Southern California audiences have grown familiar with it through frequent performances by the Joffrey Ballet beginning in the mid-1980s, as well as a few visits by Germany’s superb Stuttgart Ballet, Cranko’s home company from 1961 until his death in 1973.
Three Stuttgart casts at the Orange County Performing Arts Center over the weekend confirmed that Cranko’s 1962 Shakespearean dance drama remains fresh and involving -- despite the endless intermissions (a 24-minute break after a 31-minute act, for instance) that have become one of the center’s most dubious traditions.
The weekend performances offered local audiences their first look at the revised 1992 sets and costumes by the production’s original designer, Jurgen Rose: a more somber statement than before, though no less handsome. And the interaction of veteran “Romeo and Juliet” leads with dancers new to major roles demonstrated how the Cranko/Stuttgart style renews itself.
On Saturday night, for instance, Filip Barankiewicz made an auspicious debut as Romeo opposite Sue Jin Kang, whose Juliet has always been ideally childlike and vivacious in the early scenes but who has now reached impressive tragic stature in the potion and tomb solos.

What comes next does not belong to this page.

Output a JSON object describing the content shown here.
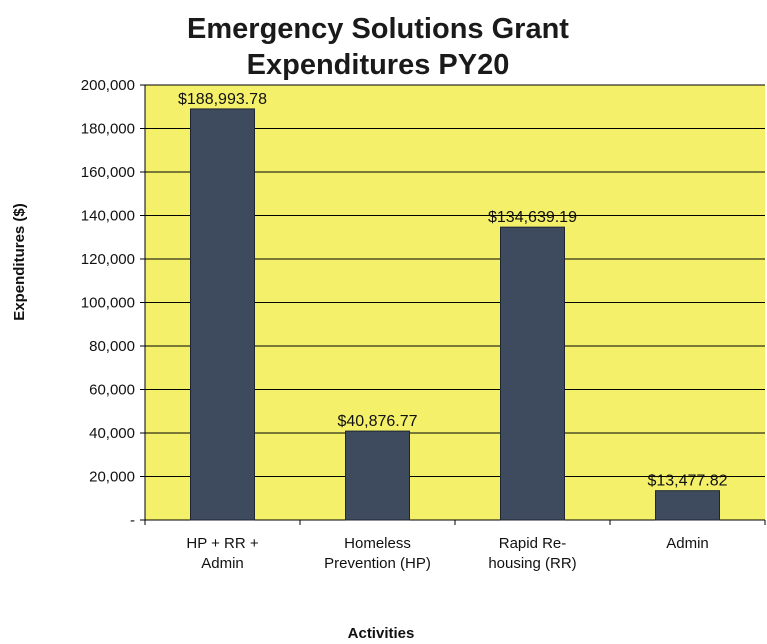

Especially passionate in the aftermath of Tybalt’s death, Barankiewicz partnered Kang ardently and helped her embody the most conventional interpretation of Shakespeare’s tragedy but also arguably the most heartbreaking -- that of two beautiful, loving children utterly unprepared for calamity.
On Saturday afternoon, however, Elena Tentschikowa’s debut as Juliet suggested a radical alternative: the story of a willful child of power who discovers her own true nature only when she demands what she can’t have. More stalwart than romantic as Romeo, Douglas Lee encountered partnering difficulties and his naturalistic acting didn’t always mesh well with Tentschikowa’s more stylized approach, but the potential for a forceful, contemporary “Romeo and Juliet” gave their partnership uncommon interest.
On Friday, the remarkable refinement, sensitivity and expressive detail of Yseult Lendvai’s Juliet evoked the memory of Carla Fracci, Cranko’s first (pre-Stuttgart) Juliet. In his debut as Romeo, the coltish Jason Reilly looked at Lendvai with wonder and partnered her as if in custody of a fragile treasure. Their rapt spontaneity and technical surety made the partnership exceptionally satisfying.
Subsidiary performances upheld the company’s reputation for casting in depth, but some achievements definitely outclassed others. Both Robert Conn and Ibrahim Onal, for example, proved effective as Tybalt. But on Saturday afternoon, Jiri Jelinek found a complexity and a genuine sense of danger in the role that made his portrayal unforgettable.
Similarly, Eric Gauthier and Ivan Gil Ortega gave Mercutio energy, charm and plenty of airy virtuosity -- though Stuttgart men don’t always seem to worry about nailing their terminations as much as they might. Thomas Lempertz, however, not only nailed them on Saturday night but also brought a dimension of poetic fancy to his dancing that made his extended death scene seem the shortest and most eventful of the weekend.
Commanding in physique, with a unique soulful gaze, Wieslaw Dudek made something special of his performances as Paris and Friar Laurence, just as the Act 2 carnival dances boasted quirky star power when Jorge Nozal took the lead. In Cranko’s version, Benvolio has no individual function or personality, but Reilly, Javier Amo Gonzalez and Marijn Rademaker (another debut) all behaved as if it were a stepping-stone to greatness -- and it sometimes is.
Irina Schlaht bumbled sympathetically through all three performances as Juliet’s nurse and Melinda Witham appeared equally often as a multifaceted and ultimately tragic Lady Capulet -- though the mourning for Tybalt could have been stronger given the high intensity of Cranko’s staging and Prokofiev’s score. The time for tasteful understatement has long since passed when you’re being carried on a bier, atop a corpse, to orchestral screams of anguish.
Played diligently by the Pacific Symphony, the score was skillfully conducted at the Friday and Saturday evening shows by James Tuggle and at the Saturday matinee by Glenn Prince.